You could deal with distance between Hive Mind clusters by having both running in parallel, as far to deciding what to do with local issues, and collectively come together to make decide to go to war and other high level issues.

A good analogy would be to have distributed computing power, also known as cloud computing, where a single program is being run across multiple devices and all come together to present a coherent result.
As soon as you have instant communication, this could also be mechanical. Or Ender's game solution.
 
While I too would love different types of hive mind, let's consider how utterly difficult would be for a hive mind type being to recognize even the concept of things like individual rights. After all, all that it has experienced are disposable drones. To it, wiping off the inhabitants of a planet would be no really different than disposing of the previous empire's buildings. For a comparison, imagine how much would be alien to us a being composed of sapient cells, to which cutting hair amounts to murder.
Once the cells start communicating with us, sharing advanced nuclear fusion technology with us, when I think as a species we would educate and understand, that shaving fur of that pink fox like creature is considered bad manners, exterminatus SOL and we would not do it.
 
I'm not arguing for the sake of arguing. You're the one who brought up balance as an excuse for adding a civic that grants the psionic theory tech at game start. The point I'm making is that the advantage of machinist isn't that you start with exoskeletons and robotics researched; you can actually get those techs very quickly. It's that you start the game with some robot pops already built, meaning a significantly higher mineral and food production. I can't imagine what sort of psionic-ish starting civic could grant a similar early game advantage. So why is it needed?
Given the random nature of individual start systems, their resource distribution, I consider this a minor point. A perfect balance, unless you are playing a MP for the win, rather than fun, was never needed.

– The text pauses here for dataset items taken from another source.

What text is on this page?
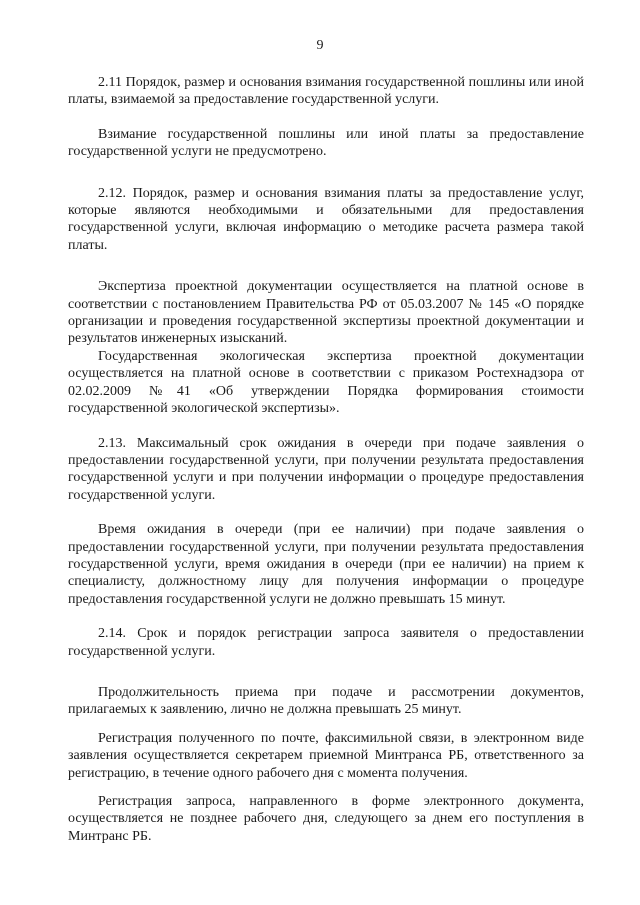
9

2.11 Порядок, размер и основания взимания государственной пошлины или иной платы, взимаемой за предоставление государственной услуги.

Взимание государственной пошлины или иной платы за предоставление государственной услуги не предусмотрено.

2.12. Порядок, размер и основания взимания платы за предоставление услуг, которые являются необходимыми и обязательными для предоставления государственной услуги, включая информацию о методике расчета размера такой платы.

Экспертиза проектной документации осуществляется на платной основе в соответствии с постановлением Правительства РФ от 05.03.2007 № 145 «О порядке организации и проведения государственной экспертизы проектной документации и результатов инженерных изысканий.

Государственная экологическая экспертиза проектной документации осуществляется на платной основе в соответствии с приказом Ростехнадзора от 02.02.2009 №41 «Об утверждении Порядка формирования стоимости государственной экологической экспертизы».

2.13. Максимальный срок ожидания в очереди при подаче заявления о предоставлении государственной услуги, при получении результата предоставления государственной услуги и при получении информации о процедуре предоставления государственной услуги.

Время ожидания в очереди (при ее наличии) при подаче заявления о предоставлении государственной услуги, при получении результата предоставления государственной услуги, время ожидания в очереди (при ее наличии) на прием к специалисту, должностному лицу для получения информации о процедуре предоставления государственной услуги не должно превышать 15 минут.

2.14. Срок и порядок регистрации запроса заявителя о предоставлении государственной услуги.

Продолжительность приема при подаче и рассмотрении документов, прилагаемых к заявлению, лично не должна превышать 25 минут.

Регистрация полученного по почте, факсимильной связи, в электронном виде заявления осуществляется секретарем приемной Минтранса РБ, ответственного за регистрацию, в течение одного рабочего дня с момента получения.

Регистрация запроса, направленного в форме электронного документа, осуществляется не позднее рабочего дня, следующего за днем его поступления в Минтранс РБ.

Look at HOI, and EUIC, how the nations starting points are balanced (ever played as Salzburg?).
 
Furthermore, Hive Minds are deeply biological entities, and fundamentally incompatible with the Synthetic Ascension Path

B.but what about the Borg (Star Trek), the Cybermen (Doctor Who) or the Replicators (Star Gate)?
They are all part of a hive mind and are either fully or part synthetic.
 
B.but what about the Borg (Star Trek), the Cybermen (Doctor Who) or the Replicators (Star Gate)?
They are all part of a hive mind and are either fully or part synthetic.

Also (not completly) the Cylon (Battlestar Galactica) ^^
 
B.but what about the Borg (Star Trek), the Cybermen (Doctor Who) or the Replicators (Star Gate)?
They are all part of a hive mind and are either fully or part synthetic.
That doesn't make them canon according to Stellaris' lore though. The game is its own setting, even if it is randomised/procedurally generated.

You keep using that word. I do not believe it means what you think it does
https://en.m.wikipedia.org/wiki/Bonus-malus

Why doesn't the Hive get the other two ascension perks?

The lore fluff behind this seems to be that hive minds are controlled by an unusual passive psionic effect that doesn't/can't manifest as regular powers. They're psionically latent, but not active.

WMG ahead: My personal headcanon is that access to psionic powers is dependent on receptive sentients tapping into the shroud, and that is effectively gated by the capricious wills of shroud denizens. They invite you in or consciously keep you out (hence materialists can't into shroud. :p)

Shroud entities block access to hive minds because a singular entity of such magnitude and sheer psionic potential would end up ascending to godhood and giving birth to Tzeench or something.

As for cybernetic ascension, there seems to be a biological component to the hive mind connection. There isn't an individual drone consciousness to transplant and doing so would break the hive connection anyway. It's not in the hive's interest to go synthetic.
 
does habitability matter at all.
You can't colonize planets without appropriate habitability (40%?) and it massively slowly growth rate if not met.

But ye, technically the 'no happyness' skips habitibility a fair bit. Unless they get the same 'happiness penality' from habitibility applied anyways or in a new naming cover.